Friday, 23 October 2009

Michaelmas Daisies

Last week I went for one of my regular rambles. I headed along the river bank towards Urmston, then into Urmston itself for lunch. Because of the lateness of the season it wasn’t a particularly exciting walk, from a botanical point of view, but it was relaxing and peaceful and the weather was good.

I walked home again by following a rather obscure path along the northern edge of the old Stretford tip. There is a dense tangle of willow scrub in this area and the path is very muddy underfoot. About half way along the path I suddenly came upon sheaves of a tall plant with reddish stems and small, whitish daisy flowers. I recognised this plant as a Michaelmas Daisy (Aster sp.). After consulting my Field Guide (ref. 1) I decided that it was Narrow-leaved Michaelmas Daisy (Aster lanceolatus). This is just one of at least six Michaelmas Daisy species and hybrids which are naturalised aliens in the UK, but are originally native to North America. In that continent A. lanceolatus grows in: “Moist soil in New Brunswick to W. Ontario and Montana, S. to New Jersey, Virginia, Kentucky, Louisiana and Missouri (ref. 2).”

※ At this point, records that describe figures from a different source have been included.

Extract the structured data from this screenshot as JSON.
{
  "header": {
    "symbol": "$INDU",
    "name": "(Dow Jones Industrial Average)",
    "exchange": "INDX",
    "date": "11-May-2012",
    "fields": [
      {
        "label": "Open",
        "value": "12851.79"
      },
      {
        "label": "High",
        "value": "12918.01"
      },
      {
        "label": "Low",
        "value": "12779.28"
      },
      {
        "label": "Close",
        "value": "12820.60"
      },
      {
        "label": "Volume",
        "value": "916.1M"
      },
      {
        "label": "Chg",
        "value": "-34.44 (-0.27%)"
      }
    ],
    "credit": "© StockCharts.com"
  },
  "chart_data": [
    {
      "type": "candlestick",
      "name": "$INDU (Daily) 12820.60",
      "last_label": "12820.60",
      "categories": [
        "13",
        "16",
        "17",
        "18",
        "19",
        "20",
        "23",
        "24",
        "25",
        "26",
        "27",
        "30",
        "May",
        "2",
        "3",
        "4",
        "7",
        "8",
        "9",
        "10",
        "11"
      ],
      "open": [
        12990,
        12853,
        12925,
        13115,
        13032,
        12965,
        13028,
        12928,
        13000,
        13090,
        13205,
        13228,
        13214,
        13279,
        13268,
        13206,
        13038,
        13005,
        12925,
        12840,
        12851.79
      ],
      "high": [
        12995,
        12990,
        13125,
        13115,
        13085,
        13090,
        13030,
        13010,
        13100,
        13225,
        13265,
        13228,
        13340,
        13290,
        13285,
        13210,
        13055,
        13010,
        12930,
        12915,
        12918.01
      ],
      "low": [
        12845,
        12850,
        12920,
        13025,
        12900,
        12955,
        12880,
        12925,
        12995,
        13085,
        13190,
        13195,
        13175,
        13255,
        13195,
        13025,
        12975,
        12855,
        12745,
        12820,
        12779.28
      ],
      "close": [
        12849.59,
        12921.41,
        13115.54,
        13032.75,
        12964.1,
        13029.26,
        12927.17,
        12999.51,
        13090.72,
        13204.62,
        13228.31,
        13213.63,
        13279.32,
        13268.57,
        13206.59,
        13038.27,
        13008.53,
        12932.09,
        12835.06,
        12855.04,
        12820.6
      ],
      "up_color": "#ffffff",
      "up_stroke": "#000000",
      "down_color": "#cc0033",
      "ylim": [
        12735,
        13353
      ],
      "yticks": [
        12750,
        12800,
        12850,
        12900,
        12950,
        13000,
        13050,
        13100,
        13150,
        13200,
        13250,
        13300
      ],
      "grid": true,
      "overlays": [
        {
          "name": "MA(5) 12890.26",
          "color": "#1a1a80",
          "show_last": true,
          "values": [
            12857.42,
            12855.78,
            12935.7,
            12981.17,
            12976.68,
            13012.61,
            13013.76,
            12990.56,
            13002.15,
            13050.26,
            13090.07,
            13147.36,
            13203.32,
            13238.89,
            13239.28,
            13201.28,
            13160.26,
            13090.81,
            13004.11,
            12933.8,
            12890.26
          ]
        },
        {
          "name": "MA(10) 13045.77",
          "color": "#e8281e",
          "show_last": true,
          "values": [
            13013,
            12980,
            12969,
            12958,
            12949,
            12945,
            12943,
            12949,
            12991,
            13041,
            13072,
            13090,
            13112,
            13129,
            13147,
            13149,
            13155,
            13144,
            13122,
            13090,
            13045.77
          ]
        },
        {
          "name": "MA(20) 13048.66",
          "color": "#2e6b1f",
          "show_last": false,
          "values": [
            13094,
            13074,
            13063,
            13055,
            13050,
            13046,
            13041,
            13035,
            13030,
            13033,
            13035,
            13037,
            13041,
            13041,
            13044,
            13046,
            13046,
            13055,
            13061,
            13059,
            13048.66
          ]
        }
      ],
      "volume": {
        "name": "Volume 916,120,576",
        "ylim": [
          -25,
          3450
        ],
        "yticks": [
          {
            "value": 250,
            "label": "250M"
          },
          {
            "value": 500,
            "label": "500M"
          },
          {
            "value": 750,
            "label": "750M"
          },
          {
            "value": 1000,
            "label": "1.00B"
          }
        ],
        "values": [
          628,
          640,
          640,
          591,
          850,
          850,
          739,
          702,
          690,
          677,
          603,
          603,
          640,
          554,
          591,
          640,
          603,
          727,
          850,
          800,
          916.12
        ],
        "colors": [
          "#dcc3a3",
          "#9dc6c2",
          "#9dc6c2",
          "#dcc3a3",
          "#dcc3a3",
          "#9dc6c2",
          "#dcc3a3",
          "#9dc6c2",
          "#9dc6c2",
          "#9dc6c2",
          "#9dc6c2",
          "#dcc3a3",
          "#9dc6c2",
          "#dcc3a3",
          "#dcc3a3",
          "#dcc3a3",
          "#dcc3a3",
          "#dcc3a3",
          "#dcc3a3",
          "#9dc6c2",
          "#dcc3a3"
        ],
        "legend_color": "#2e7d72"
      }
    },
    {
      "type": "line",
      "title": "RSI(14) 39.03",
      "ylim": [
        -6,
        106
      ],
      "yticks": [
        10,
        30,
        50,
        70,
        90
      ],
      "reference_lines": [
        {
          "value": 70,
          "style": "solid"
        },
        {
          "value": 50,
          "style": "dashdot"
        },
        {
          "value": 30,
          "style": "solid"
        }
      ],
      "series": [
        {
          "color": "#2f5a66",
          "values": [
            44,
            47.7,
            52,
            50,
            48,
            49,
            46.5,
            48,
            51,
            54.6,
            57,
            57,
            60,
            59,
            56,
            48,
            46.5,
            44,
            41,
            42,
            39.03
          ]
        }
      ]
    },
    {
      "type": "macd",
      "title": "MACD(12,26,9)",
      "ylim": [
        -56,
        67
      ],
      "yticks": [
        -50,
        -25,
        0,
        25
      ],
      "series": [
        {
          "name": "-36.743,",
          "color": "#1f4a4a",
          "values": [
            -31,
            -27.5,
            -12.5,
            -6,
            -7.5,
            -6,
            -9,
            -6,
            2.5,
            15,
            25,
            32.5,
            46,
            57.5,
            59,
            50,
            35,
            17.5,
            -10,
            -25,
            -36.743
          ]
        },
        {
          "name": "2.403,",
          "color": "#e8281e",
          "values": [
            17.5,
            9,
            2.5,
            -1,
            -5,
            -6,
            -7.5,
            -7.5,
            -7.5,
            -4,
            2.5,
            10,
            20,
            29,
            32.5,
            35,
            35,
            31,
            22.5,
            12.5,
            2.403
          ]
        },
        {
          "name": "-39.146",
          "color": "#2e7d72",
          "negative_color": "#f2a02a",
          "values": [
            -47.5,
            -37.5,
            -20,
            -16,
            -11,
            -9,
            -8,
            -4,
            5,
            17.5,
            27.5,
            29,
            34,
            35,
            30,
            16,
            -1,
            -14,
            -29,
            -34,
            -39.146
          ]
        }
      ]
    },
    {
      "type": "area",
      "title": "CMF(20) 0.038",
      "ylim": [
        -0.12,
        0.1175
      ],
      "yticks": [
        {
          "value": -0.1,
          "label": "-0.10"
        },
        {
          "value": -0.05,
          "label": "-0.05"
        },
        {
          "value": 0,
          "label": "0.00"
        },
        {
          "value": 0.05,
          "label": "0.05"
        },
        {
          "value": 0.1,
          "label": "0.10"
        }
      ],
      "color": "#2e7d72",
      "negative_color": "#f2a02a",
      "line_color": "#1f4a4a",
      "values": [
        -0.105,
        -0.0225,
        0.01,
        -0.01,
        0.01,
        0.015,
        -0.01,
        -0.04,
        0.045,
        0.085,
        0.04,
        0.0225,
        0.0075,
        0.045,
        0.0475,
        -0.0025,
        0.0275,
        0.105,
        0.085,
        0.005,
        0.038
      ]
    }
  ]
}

There are around 250 species in the genus Aster, many of them North American. We only have two native species in Britain: Sea Aster (A. tripolium) which is, as the common name suggests, a seaside plant, and Goldilocks Aster (A. linosyris) which is a very rare plant of limestone cliffs of western England and Wales.

Two other of the naturalised North American plants that I have found in the Mersey Valley are: Confused Michaelmas Daisy (A. novi-belgii) and Common Michaelmas Daisy (Aster x salignus - which is the hybrid between A. novi-belgii and A. lanceolatus). The name “Confused Michaelmas Daisy” always makes me laugh – but it should be noted that North American botanists tend to use the more dignified name, “New York Aster” (“novi-belgii” = “new Belgium” - which was an early name for New York). I state, with seeming confidence, that I have found these taxa but they can be difficult to identify and can form complex hybrid swarms – so I don’t actually feel 100% confident in my identifications.

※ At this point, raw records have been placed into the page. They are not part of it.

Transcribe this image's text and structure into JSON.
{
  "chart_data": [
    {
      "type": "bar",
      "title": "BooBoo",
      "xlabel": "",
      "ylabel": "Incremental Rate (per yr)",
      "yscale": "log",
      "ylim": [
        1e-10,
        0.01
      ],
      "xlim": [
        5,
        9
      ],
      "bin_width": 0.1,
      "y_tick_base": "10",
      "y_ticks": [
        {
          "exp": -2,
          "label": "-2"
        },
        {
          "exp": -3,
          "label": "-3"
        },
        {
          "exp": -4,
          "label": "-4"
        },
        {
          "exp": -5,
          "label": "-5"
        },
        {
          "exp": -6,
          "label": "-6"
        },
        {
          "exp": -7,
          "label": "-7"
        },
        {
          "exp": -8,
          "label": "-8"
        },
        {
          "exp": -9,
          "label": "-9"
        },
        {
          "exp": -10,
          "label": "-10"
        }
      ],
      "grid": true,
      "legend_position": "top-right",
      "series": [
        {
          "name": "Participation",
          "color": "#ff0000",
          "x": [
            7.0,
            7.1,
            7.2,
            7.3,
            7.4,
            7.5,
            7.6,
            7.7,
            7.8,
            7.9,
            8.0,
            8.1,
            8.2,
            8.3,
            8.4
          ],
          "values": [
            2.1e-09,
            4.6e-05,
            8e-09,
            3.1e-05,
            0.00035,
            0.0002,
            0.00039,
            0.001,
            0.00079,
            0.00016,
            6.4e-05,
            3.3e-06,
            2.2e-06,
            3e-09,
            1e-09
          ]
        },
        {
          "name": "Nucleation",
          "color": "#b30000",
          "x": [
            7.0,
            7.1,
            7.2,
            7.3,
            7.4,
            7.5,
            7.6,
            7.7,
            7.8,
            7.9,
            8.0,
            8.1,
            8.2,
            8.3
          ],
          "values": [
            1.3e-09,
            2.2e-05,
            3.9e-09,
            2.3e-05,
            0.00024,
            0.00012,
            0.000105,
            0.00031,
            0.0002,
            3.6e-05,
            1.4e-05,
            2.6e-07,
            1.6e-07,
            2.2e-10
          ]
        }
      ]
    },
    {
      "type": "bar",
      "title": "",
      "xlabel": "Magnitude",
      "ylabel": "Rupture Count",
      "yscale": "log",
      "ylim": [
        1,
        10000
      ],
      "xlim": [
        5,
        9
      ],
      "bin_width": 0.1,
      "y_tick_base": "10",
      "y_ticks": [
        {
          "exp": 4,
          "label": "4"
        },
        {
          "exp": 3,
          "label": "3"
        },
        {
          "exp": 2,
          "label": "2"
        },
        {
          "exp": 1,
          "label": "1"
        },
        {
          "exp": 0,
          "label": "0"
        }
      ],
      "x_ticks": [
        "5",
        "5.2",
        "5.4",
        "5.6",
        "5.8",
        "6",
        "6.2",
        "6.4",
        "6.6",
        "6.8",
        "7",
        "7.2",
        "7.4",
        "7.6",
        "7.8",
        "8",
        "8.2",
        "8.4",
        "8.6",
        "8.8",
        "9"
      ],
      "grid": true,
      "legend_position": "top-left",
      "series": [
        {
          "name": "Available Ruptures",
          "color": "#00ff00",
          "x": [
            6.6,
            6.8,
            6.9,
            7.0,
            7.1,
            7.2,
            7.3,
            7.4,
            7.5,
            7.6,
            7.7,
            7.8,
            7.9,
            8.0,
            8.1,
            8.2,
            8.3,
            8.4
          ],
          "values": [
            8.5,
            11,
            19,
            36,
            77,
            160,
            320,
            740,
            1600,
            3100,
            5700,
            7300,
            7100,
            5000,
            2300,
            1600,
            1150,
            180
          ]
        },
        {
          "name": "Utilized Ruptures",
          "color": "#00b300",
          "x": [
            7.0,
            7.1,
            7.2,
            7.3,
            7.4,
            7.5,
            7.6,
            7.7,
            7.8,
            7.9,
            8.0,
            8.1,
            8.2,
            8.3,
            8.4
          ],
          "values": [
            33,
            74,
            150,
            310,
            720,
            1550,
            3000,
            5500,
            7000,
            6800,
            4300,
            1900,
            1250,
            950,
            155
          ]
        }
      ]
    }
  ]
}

Another American species that is naturalised in Britain, but which I haven’t found in the Mersey Valley yet, is Hairy Michaelmas Daisy (A. novae-angliae). Again, North American botanists use a more dignified name, “New England Aster” – which is, of course, merely the English translation of the scientific name. The following passage from the American gardener, Hal Bruce serves to demonstrate the impact that Asters, and related plants, make in the autumn landscapes of eastern North America (ref. 3):

“Until I took a trip by auto to Toledo, Ohio, in late September, I thought I lived in New England Aster country, but on the coast I have never seen the species in the abundance with which it grows from Pittsburgh west. Meadows, banks, roadsides wet and dry along the Pennsylvania and Ohio turnpikes, were bright, whole fields as purple and gold as Byron’s Assyrian hosts with this aster and various goldenrods.”

Aster novi-belgii was introduced into Britain in 1710 (ref. 4). The name ‘Michaelmas Daisy’ refers to the fact that the plant is in flower on the Feast of St. Michael (29th September). It is thought that this name was probably coined after 1752 following the change to the Gregorian calendar. I am guessing that the other Aster species were probably introduced somewhat later.
Cottage gardeners loved to grow A. novi-belgii with Chrysanthemums (ref. 5) but as every serious gardener knows Michaelmas Daisies (at least the ‘old-fashioned’ kinds) can be invasive and prone to mildew – so many must have been thrown out over the years.

A. novi-belgii and other Michaelmas Daisies are now well established on waste ground, roadsides and railway embankments everywhere, along with their American relatives, the Golden-rods (Solidago spp.).

Interestingly, they are rarely condemned as being invasive aliens - but that’s probably because they flower late in the season, when not much else is in flower, and they also represent an excellent late source of nectar for butterflies and other insects. I’ve often wondered if Michaelmas Daisies and Golden-rods have, in some sense, ‘slotted back’ into similar niches to those that they once occupied (not man-made ones, of course). Perhaps before the last Ice Age we had more species of Aster and Solidago in these islands but they failed to return before the North Sea/English Channel opened up ... but that’s just speculation at present.

Dave Bishop, October 2009


1. ‘Wild Flowers of Britain & Ireland’ by Marjorie Blamey, Richard Fitter and Alastair Fitter, A & C Black, 2003.

2. ‘The Gardener’s Guide to Growing Asters’ by Paul Picton, David & Charles, 1999.

3. ‘How To Grow Wildflowers And Wild Shrubs And Trees In Your Garden’ by Hal Bruce, Alfred A. Knopf, 1976.

4. ‘The Origins of Garden Plants’ by John Fisher, Constable, 1982.

5. ‘The Cottage Garden: Margery Fish At Lambrook Manor’ by Susan Chivers and Suzanne Woloszynska, John Murray, 1990.